Ainda conforme a instituição, a proposta da Câmara diminui “o grau de liberdade na execução do Orçamento”.
O Orçamento da União é dividido entre despesas:
obrigatórias: que o governo não pode deixar de executar, como pagamento da dívida pública, dos salários do funcionalismo e aposentadorias, e transferências constitucionais para estados e municípios, entre outras;
não obrigatórias: que o governo tem liberdade para destinar a investimentos em áreas como saúde, educação, financiamento de pesquisas e obras de infraestrutura (atualmente, representam menos de 10% do orçamento).
‘Desarticulação’
A proposta aprovada pela Câmara vai na contramão do que defendia o ministro da Economia, Paulo Guedes.
No começo de março, a equipe econômica pretendia encaminhar ao Congresso uma proposta com o objetivo de descentralizar investimentos e desobrigar a União, estados e municípios de fazer investimentos mínimos em determinadas áreas, o que daria maior liberdade na destinação de verbas.
O líder do partido de Bolsonaro no Senado, Major Olímpio (PSL-SP), afirmou que a PEC aprovada pela Câmara “engessa” ainda mais o já comprometido Orçamento do governo.
Ele diz ainda que proposta foi apresentada na Câmara em 2015, como uma “pauta-bomba”, que poderia “sinucar” a ex-presidente Dilma Rousseff.
Olímpio é contrário à aprovação da PEC com a redação aprovada pela Câmara e sugere mudanças ao projeto.
Uma delas fixa o percentual-limite para pagamento de emendas parlamentares de bancada em 0,65%.
Para Olímpio, durante a análise da PEC na Câmara, houve uma “desarticulação” do governo o que fez com que, inclusive parlamentares do PSL, votassem a favor do texto. Ele lembra também que, na semana passada, a relação do governo com o Congresso estava “atritada”.
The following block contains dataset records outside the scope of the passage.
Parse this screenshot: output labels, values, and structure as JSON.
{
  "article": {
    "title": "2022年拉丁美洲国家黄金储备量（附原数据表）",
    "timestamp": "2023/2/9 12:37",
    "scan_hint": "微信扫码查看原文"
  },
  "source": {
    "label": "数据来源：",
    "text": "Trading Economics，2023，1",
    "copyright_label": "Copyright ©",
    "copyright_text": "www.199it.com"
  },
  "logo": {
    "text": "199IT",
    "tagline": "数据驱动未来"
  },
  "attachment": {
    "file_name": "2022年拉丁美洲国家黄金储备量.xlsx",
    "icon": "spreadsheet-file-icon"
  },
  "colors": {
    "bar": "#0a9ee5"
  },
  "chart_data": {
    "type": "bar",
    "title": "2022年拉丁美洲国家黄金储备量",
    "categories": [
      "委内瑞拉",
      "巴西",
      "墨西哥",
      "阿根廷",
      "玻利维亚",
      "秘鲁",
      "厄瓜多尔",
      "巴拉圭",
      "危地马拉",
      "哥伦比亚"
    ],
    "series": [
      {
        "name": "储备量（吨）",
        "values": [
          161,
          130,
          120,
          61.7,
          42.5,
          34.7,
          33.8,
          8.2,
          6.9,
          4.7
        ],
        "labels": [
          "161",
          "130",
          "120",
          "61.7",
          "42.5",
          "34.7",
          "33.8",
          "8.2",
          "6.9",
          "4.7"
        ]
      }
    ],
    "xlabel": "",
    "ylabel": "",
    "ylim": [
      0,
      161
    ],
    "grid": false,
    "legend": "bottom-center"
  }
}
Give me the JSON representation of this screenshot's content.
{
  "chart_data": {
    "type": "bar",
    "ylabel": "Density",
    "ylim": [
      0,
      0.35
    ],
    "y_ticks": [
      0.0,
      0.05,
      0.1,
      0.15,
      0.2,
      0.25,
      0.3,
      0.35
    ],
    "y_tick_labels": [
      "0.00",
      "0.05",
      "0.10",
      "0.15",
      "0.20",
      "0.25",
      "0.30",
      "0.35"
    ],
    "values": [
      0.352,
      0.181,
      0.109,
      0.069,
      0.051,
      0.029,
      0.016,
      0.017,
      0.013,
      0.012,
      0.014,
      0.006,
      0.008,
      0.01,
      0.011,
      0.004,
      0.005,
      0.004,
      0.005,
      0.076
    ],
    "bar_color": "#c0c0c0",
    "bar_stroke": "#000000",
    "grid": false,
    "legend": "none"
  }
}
“A votação de afogadilho lá na Câmara, num momento em que estavam atritadas as relações do Planalto com a Câmara dos Deputados, isso se mostrou extremamente preocupante para o país, na minha visão. Porque a desarticulação política foi de tal ordem que nem o partido do presidente foi orientado como votar. E sem ter uma profundidade maior sobre os impactos dessa PEC”, criticou o líder do PSL.
Mais recursos para os estados
O senador Randolfe Rodrigues (Rede-AP), líder da oposição no Senado, defende a aprovação do texto.
Para ele, a proposta acaba com o que chamou de “moeda de troca” entre governo e Congresso. “Hoje, as emendas de bancada são liberadas conforme a conveniência do Executivo, para angariar votos. A proposta reafirma a autonomia do parlamento”, disse Randolfe.
Ele declarou também que a proposta garantirá mais recursos para estados, que enfrentam dificuldades financeiras, fazerem investimentos.
“Na ausência de socorro para os estados por parte do governo central, essa PEC vai ser dada, pelo parlamento, como o melhor instrumento para que os estados possam ter dotações orçamentárias para investimentos” , concluiu.